A unified framework for building world models across multiple domains
Source: MarkTechPost06/10/2026, 12:39
Researchers from PhAI Labs, CUHK, Fudan, Stanford, Oxford, and Princeton have introduced JEPA-Anything, a domain-agnostic framework for constructing world models. This approach uses a single learning recipe to build predictive models across seven distinct fields, including vision, biology, clinical trajectories, control, molecular dynamics, physical fields, and weather. The framework extends joint-embedding predictive architectures (JEPAs) with a method called Orthogonal Predictive Factorization (OPF), which splits latent targets into subspaces to improve model stability and performance.

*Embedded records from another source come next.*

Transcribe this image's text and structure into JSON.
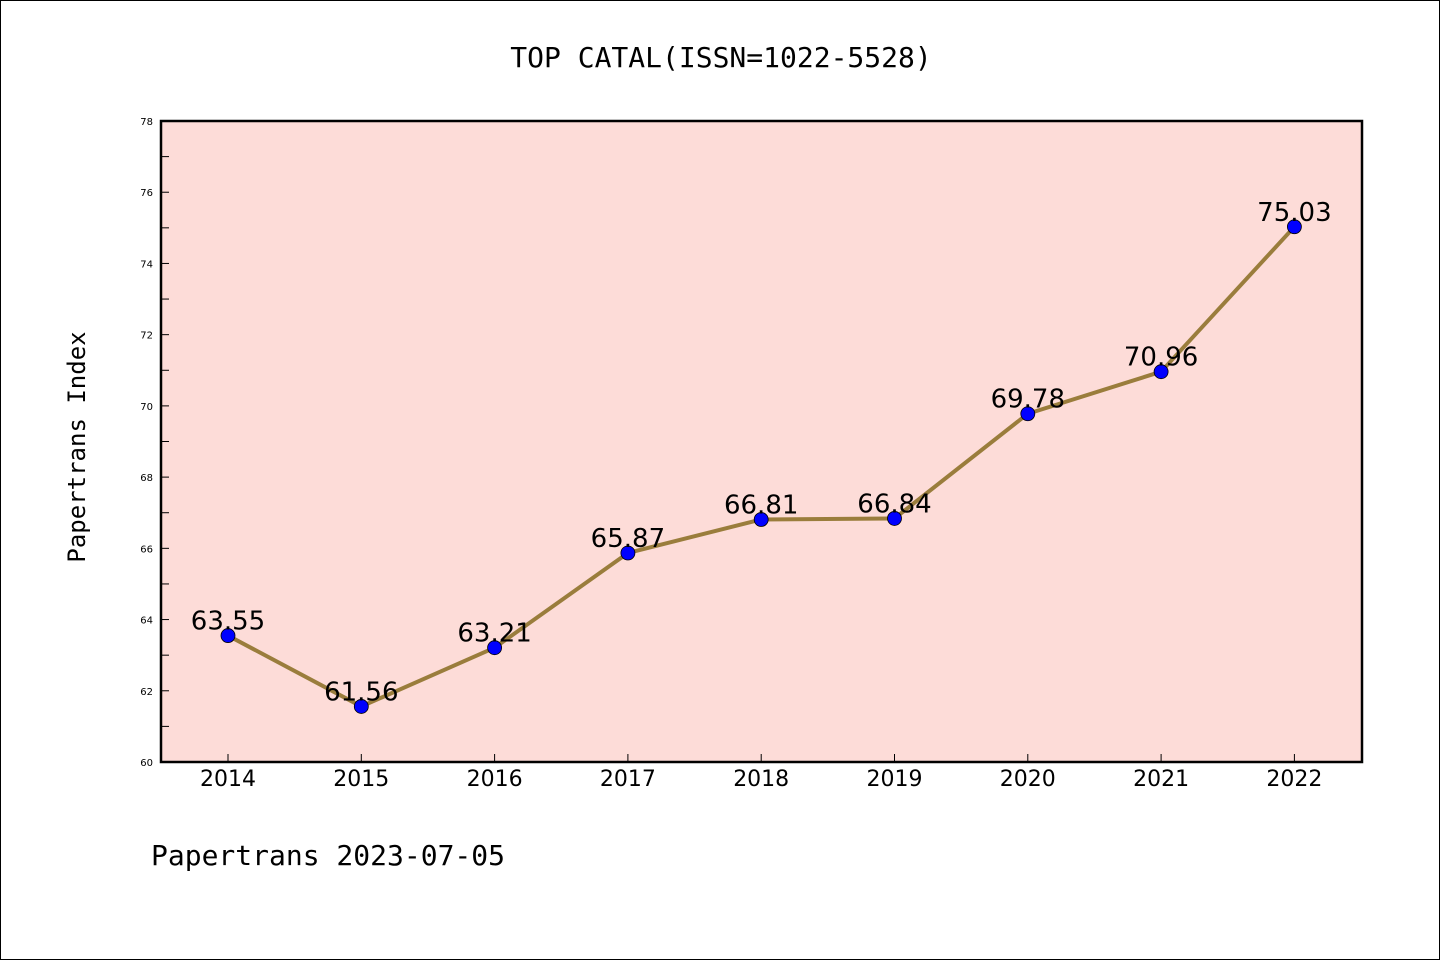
{
  "chart_data": {
    "type": "line",
    "title": "TOP CATAL(ISSN=1022-5528)",
    "xlabel": "",
    "ylabel": "Papertrans Index",
    "footer": "Papertrans 2023-07-05",
    "categories": [
      "2014",
      "2015",
      "2016",
      "2017",
      "2018",
      "2019",
      "2020",
      "2021",
      "2022"
    ],
    "values": [
      63.55,
      61.56,
      63.21,
      65.87,
      66.81,
      66.84,
      69.78,
      70.96,
      75.03
    ],
    "data_labels": [
      "63.55",
      "61.56",
      "63.21",
      "65.87",
      "66.81",
      "66.84",
      "69.78",
      "70.96",
      "75.03"
    ],
    "ylim": [
      60,
      78
    ],
    "yticks": [
      "60",
      "62",
      "64",
      "66",
      "68",
      "70",
      "72",
      "74",
      "76",
      "78"
    ],
    "grid": false,
    "legend": "none",
    "colors": {
      "plot_background": "#fddcd8",
      "line": "#9a7d3c",
      "marker": "#0000ff",
      "axes": "#000000"
    }
  }
}
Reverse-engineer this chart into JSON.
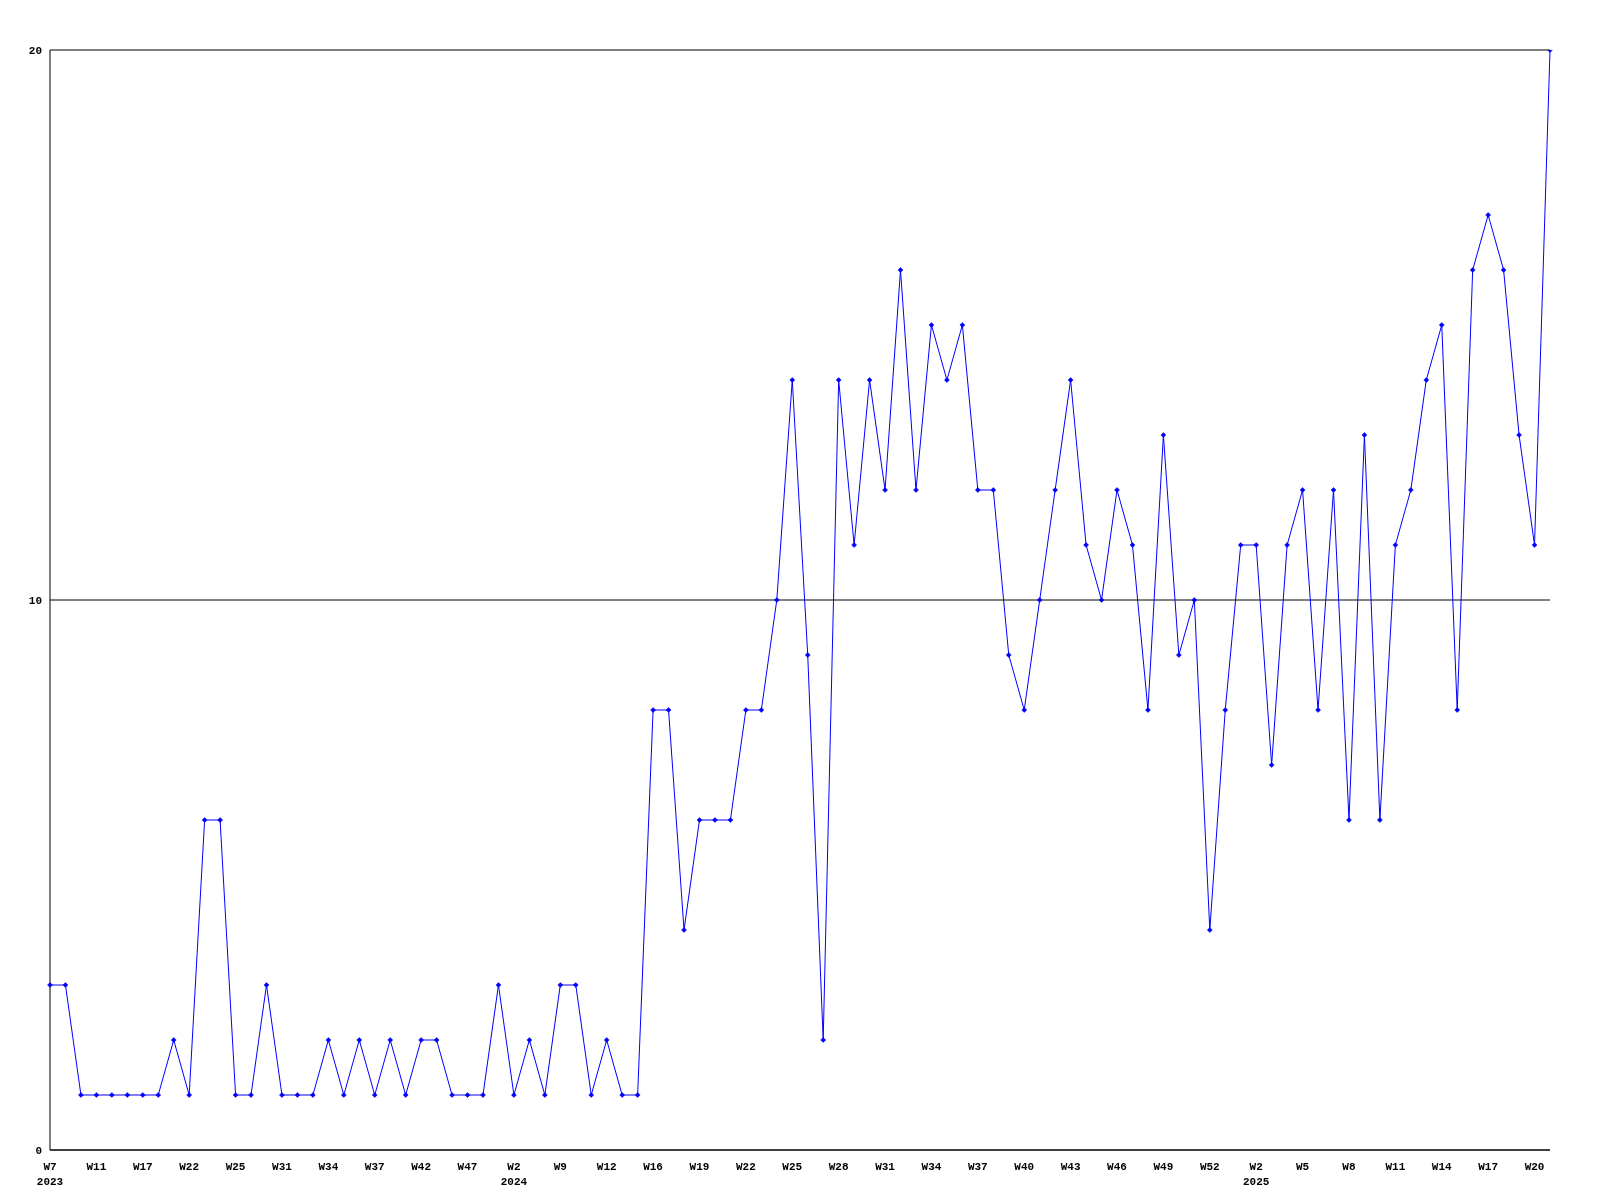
{
  "chart_data": {
    "type": "line",
    "categories": [
      "W7\n2023",
      null,
      null,
      "W11",
      null,
      null,
      "W17",
      null,
      null,
      "W22",
      null,
      null,
      "W25",
      null,
      null,
      "W31",
      null,
      null,
      "W34",
      null,
      null,
      "W37",
      null,
      null,
      "W42",
      null,
      null,
      "W47",
      null,
      null,
      "W2\n2024",
      null,
      null,
      "W9",
      null,
      null,
      "W12",
      null,
      null,
      "W16",
      null,
      null,
      "W19",
      null,
      null,
      "W22",
      null,
      null,
      "W25",
      null,
      null,
      "W28",
      null,
      null,
      "W31",
      null,
      null,
      "W34",
      null,
      null,
      "W37",
      null,
      null,
      "W40",
      null,
      null,
      "W43",
      null,
      null,
      "W46",
      null,
      null,
      "W49",
      null,
      null,
      "W52",
      null,
      null,
      "W2\n2025",
      null,
      null,
      "W5",
      null,
      null,
      "W8",
      null,
      null,
      "W11",
      null,
      null,
      "W14",
      null,
      null,
      "W17",
      null,
      null,
      "W20",
      null
    ],
    "series": [
      {
        "color": "#0000ff",
        "values": [
          3,
          3,
          1,
          1,
          1,
          1,
          1,
          1,
          2,
          1,
          6,
          6,
          1,
          1,
          3,
          1,
          1,
          1,
          2,
          1,
          2,
          1,
          2,
          1,
          2,
          2,
          1,
          1,
          1,
          3,
          1,
          2,
          1,
          3,
          3,
          1,
          2,
          1,
          1,
          8,
          8,
          4,
          6,
          6,
          6,
          8,
          8,
          10,
          14,
          9,
          2,
          14,
          11,
          14,
          12,
          16,
          12,
          15,
          14,
          15,
          12,
          12,
          9,
          8,
          10,
          12,
          14,
          11,
          10,
          12,
          11,
          8,
          13,
          9,
          10,
          4,
          8,
          11,
          11,
          7,
          11,
          12,
          8,
          12,
          6,
          13,
          6,
          11,
          12,
          14,
          15,
          8,
          16,
          17,
          16,
          13,
          11,
          20
        ]
      }
    ],
    "ylim": [
      0,
      20
    ],
    "yticks": [
      0,
      10,
      20
    ],
    "grid": "y",
    "marker": "diamond",
    "line_style": "solid"
  }
}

Key results include significant improvements in single-cell data clustering, clinical event forecasting, and molecular dynamics simulations. On the UK Biobank dataset, JEPA-Anything achieved a mean PRAUC of 0.718, surpassing the standard JEPA's 0.711. In molecular rollouts, it demonstrated the lowest MAE and RMSD for water, quartz, paracetamol, and benzene. Additionally, the framework identified potential cancer interventions, with wet-lab tests supporting findings on IL-18 and CD73 blockade.
While planning results were mixed, JEPA-Anything showed improvements in some environments like Walker2d and HalfCheetah. The research team also noted that latent orbital modes recovered Kepler’s law with a fitted slope of −1.4991, closely matching the theoretical −1.5. The project's GitHub repository and model checkpoints are available for further exploration.